Mr. Sims developed a statistical approach called vector autoregression, or V.A.R. It enables the testing of cause and effect — whether, for example, the money supply is affecting interest rates, or vice versa. That is a crucial determination if economic models are to have any accuracy, as the Nobel committee has noted.
So many things wrong here. Lets try to unpack it.
First of all, causality requires identification. VARs do not provide any automatic or free identification. To do policy analysis with a VAR (as opposed to agnostic forecasting) one has to make the same type of untestable identifying assumptions here as one does in the older, explicitly simultaneous equation, Cowles commission approach.
The most common way of identifying a VAR (ordering the variables and performing a Cholesky decomposition) is EXACTLY the same as using exclusion restrictions to identify a system of equations. Other structural VARS do NOT remove the need for identifying assumptions. VARS are not a free lunch.
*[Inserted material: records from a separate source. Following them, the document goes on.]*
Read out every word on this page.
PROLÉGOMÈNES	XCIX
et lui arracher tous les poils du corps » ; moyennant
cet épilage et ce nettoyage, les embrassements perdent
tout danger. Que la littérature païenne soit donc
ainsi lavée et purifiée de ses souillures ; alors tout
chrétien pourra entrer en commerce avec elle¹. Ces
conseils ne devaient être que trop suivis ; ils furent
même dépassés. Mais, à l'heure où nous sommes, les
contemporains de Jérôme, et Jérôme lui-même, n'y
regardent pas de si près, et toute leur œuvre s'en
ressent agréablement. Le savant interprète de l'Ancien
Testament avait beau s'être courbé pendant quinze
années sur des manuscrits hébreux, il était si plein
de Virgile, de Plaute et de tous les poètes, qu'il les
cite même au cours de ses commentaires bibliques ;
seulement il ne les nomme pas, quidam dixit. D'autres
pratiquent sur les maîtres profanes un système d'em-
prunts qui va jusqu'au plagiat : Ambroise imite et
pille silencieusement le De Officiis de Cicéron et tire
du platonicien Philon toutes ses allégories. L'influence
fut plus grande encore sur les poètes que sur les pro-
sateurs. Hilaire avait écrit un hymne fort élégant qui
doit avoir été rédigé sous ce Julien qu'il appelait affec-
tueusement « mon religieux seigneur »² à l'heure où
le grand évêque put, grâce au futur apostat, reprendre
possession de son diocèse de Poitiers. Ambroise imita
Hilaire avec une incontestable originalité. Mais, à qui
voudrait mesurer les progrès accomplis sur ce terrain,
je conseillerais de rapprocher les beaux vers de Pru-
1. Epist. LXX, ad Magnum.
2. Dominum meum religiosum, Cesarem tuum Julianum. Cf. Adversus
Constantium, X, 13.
Second, if the article is referring to Granger causality, then Granger's 1969 Econometrica article predates the VAR.
Third, is causality (i.e. identification) crucial for economic models to have any accuracy? Well that depends on what you mean by accuracy. If you mean on target forecasts of specific aggregates, then no, identification is not really needed (VARS are great for agnostic forecasting of specific variables). If you mean being able to perform convincing counterfactual policy simulations, then yes, identification is vital (but the VAR doesn't give a free lunch here).
Don't get me wrong, I think Sims is *awesome* and well deserving of the Prize (Sargent too!!!), but VARS are not magic.